AI Context Gap: Enterprises Struggle with Trust in Open AI Systems
61% of enterprises face a trust problem with their AI systems, with 71% building their own infrastructure to address this issue. Google, Microsoft, and Amazon are investing in open AI systems.

61% of enterprises face a trust problem with their AI systems, not a retrieval problem, according to a recent study by VentureBeat Pulse Research.
The Context Gap Problem
The study found that 71% of enterprises are building their own infrastructure to feed AI agents with business context, but 55% of these enterprises have already experienced cases where their AI agents produced confident but wrong answers due to missing or inconsistent context.
Governed Semantic Layer as a Solution
A governed semantic layer is emerging as a potential solution to this problem. 62% of enterprises are planning to implement a governed semantic layer in the next 12 months. However, the implementation of such a layer is not without its challenges, with 45% of enterprises citing data quality issues as a major hurdle.
"The context gap is a major issue for enterprises, and it's not just about retrieving the right data, but also about ensuring that the data is accurate and consistent," said a senior AI researcher at a leading tech firm.
What the Sceptics Say
Some sceptics argue that the focus on governed semantic layers is misguided, and that the real issue is not with the technology itself, but with the lack of understanding of how AI systems work. 31% of sceptics believe that the solution lies in better education and training for developers and users, rather than in implementing new technologies.
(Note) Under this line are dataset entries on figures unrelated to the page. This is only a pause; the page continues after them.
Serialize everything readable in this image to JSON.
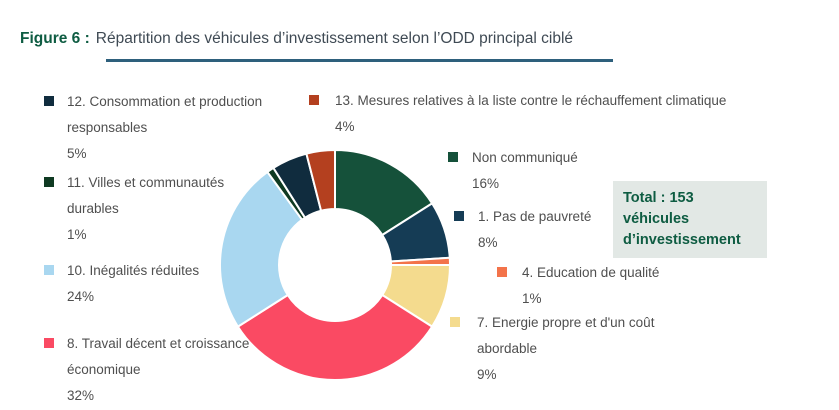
{
  "figure": {
    "label": "Figure 6 :",
    "title": "Répartition des véhicules d’investissement selon l’ODD principal ciblé"
  },
  "total_box": {
    "text": "Total : 153 véhicules d’investissement"
  },
  "legend": {
    "left": [
      {
        "label": "12. Consommation et production responsables",
        "pct": "5%",
        "color": "#102C3E"
      },
      {
        "label": "11. Villes et communautés durables",
        "pct": "1%",
        "color": "#0F3A22"
      },
      {
        "label": "10. Inégalités réduites",
        "pct": "24%",
        "color": "#A9D7F0"
      },
      {
        "label": "8. Travail décent et croissance économique",
        "pct": "32%",
        "color": "#FA4A63"
      }
    ],
    "right": [
      {
        "label": "13. Mesures relatives à la liste contre le réchauffement climatique",
        "pct": "4%",
        "color": "#B4401F"
      },
      {
        "label": "Non communiqué",
        "pct": "16%",
        "color": "#15513A"
      },
      {
        "label": "1. Pas de pauvreté",
        "pct": "8%",
        "color": "#153C55"
      },
      {
        "label": "4. Education de qualité",
        "pct": "1%",
        "color": "#F3734A"
      },
      {
        "label": "7. Energie propre et d'un coût abordable",
        "pct": "9%",
        "color": "#F4DB8E"
      }
    ]
  },
  "chart_data": {
    "type": "pie",
    "subtype": "donut",
    "title": "Figure 6 : Répartition des véhicules d’investissement selon l’ODD principal ciblé",
    "total_units": 153,
    "units_label": "véhicules d’investissement",
    "start_angle_deg": 0,
    "direction": "clockwise",
    "legend_position": "around",
    "segments": [
      {
        "label": "Non communiqué",
        "value": 16,
        "color": "#15513A"
      },
      {
        "label": "1. Pas de pauvreté",
        "value": 8,
        "color": "#153C55"
      },
      {
        "label": "4. Education de qualité",
        "value": 1,
        "color": "#F3734A"
      },
      {
        "label": "7. Energie propre et d'un coût abordable",
        "value": 9,
        "color": "#F4DB8E"
      },
      {
        "label": "8. Travail décent et croissance économique",
        "value": 32,
        "color": "#FA4A63"
      },
      {
        "label": "10. Inégalités réduites",
        "value": 24,
        "color": "#A9D7F0"
      },
      {
        "label": "11. Villes et communautés durables",
        "value": 1,
        "color": "#0F3A22"
      },
      {
        "label": "12. Consommation et production responsables",
        "value": 5,
        "color": "#102C3E"
      },
      {
        "label": "13. Mesures relatives à la liste contre le réchauffement climatique",
        "value": 4,
        "color": "#B4401F"
      }
    ]
  }
}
What This Means for the Industry
Companies like Google, Microsoft, and Amazon are already investing heavily in developing open AI systems that can be trusted by enterprises. In the next 6-12 months, we can expect to see significant advancements in the development of governed semantic layers, with at least 3 major players releasing new products or services in this space.
Key Takeaways
- Engineers: Focus on developing AI systems that can handle complex, nuanced data, and prioritize data quality and consistency.
- Investors: Invest in companies that are developing governed semantic layers and open AI systems, as these are likely to be major growth areas in the next 12 months.
- Business Leaders: Prioritize education and training for developers and users, to ensure that AI systems are used effectively and efficiently.
- Consumers: Be aware of the potential risks and limitations of AI systems, and demand transparency and accountability from companies that use these systems.
As we move forward, it's essential that engineers prioritize data quality and consistency, investors invest in companies developing governed semantic layers, and business leaders focus on education and training.
Further Reading on AnalyticsGlobe
Sources
- VentureBeat: The AI context gap: Enterprise AI organizations have a trust problem, not a retrieval problem — and most are still building the fix
- VentureBeat: Agentic orchestration: Enterprise AI organizations have a deployment problem, not a platform problem — and most are calling chatbots agents
- The Register: Tech support chap told angry customer to think inside the box – and solved the problem
- Forbes: How AI Is Solving The Most Persistent Problem Of Legacy Application Modernization: The Knowledge Gap
- Stack Overflow Blog: Your AI shipped a backend that boots. That is the whole problem.
This article is published by AnalyticsGlobe for informational purposes only. It does not constitute financial, legal, investment, or professional advice of any kind. Always conduct your own research and consult qualified professionals before making any decisions.
Sofia Eriksson
Published under the research and editorial standards of AnalyticsGlobe. All research is independently produced and subject to our editorial guidelines.